In August presidential candidate Rick Perry, who previously served in the Air Force, suggested that a truly dedicated president of the U.S. would have served in the military. Although it is evident with Perry’s current low poll numbers that military service alone is not enough, it does beg the question of how much an emphasis voters place on a candidate’s past military career.

While for much of American history service in the military was regarded as a sort of prerequisite for the presidency, that importance has somewhat waned in the past few years. This is evident by the lack-of-military experience presidential candidates have possessed in the last two election cycles.

Our current president, Obama, has never served in the military.

Of the GOP candidates, only Ron Paul and Perry have served in the Armed Forces. This is significant, especially since the GOP is typically the party that campaigns in favor of pro-military issues.

With the two front runners being Rick Santorum and Mitt Romney, neither of whom have military experience, this is likely to be the first presidential race in 70 years where neither party nominee has ever served in the military, according to Politico.

Gallup polls from 2004 and 2008 elections reveal that the majority of voters say military service does not matter when they go to pick the next president. Perhaps surprisingly, combat veterans were equally indifferent to a candidate’s prior military service.

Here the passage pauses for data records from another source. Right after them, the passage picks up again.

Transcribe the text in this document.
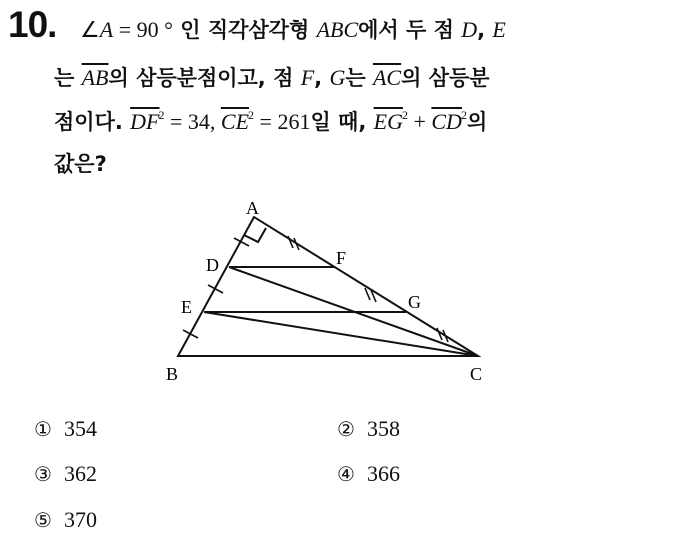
10. ∠A = 90 ° 인 직각삼각형 ABC에서 두 점 D, E
는 $\overline{AB}$의 삼등분점이고, 점 F, G는 $\overline{AC}$의 삼등분
점이다. $\overline{DF}^2 = 34$, $\overline{CE}^2 = 261$일 때, $\overline{EG}^2 + \overline{CD}^2$의
값은?
A
D	F
E	G
B	C
① 354	② 358
③ 362	④ 366
⑤ 370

However, that hasn’t stopped Santorum from trying to equate his civil service career to that of the military.

“I grew up around veterans, I grew up around, you know, folks who loved their country and served their country,” he said, answering a question about what propelled him into government service, according to the Daily Caller.

“I didn’t see working in government service and being in politics as anything but serving your country, and doing in some ways - in a civilian sense - what a lot of folks did in a military sense. And I saw it as something that is honorable and good to do.”

“The rest of the country doesn’t function unless the government keeps us free,” Santorum continued, “and we need people in politics just like we need people in uniform to do that.”

Perhaps, in light of the decline of candidate’s with military backgrounds, that is what the electorate has come to believe as well.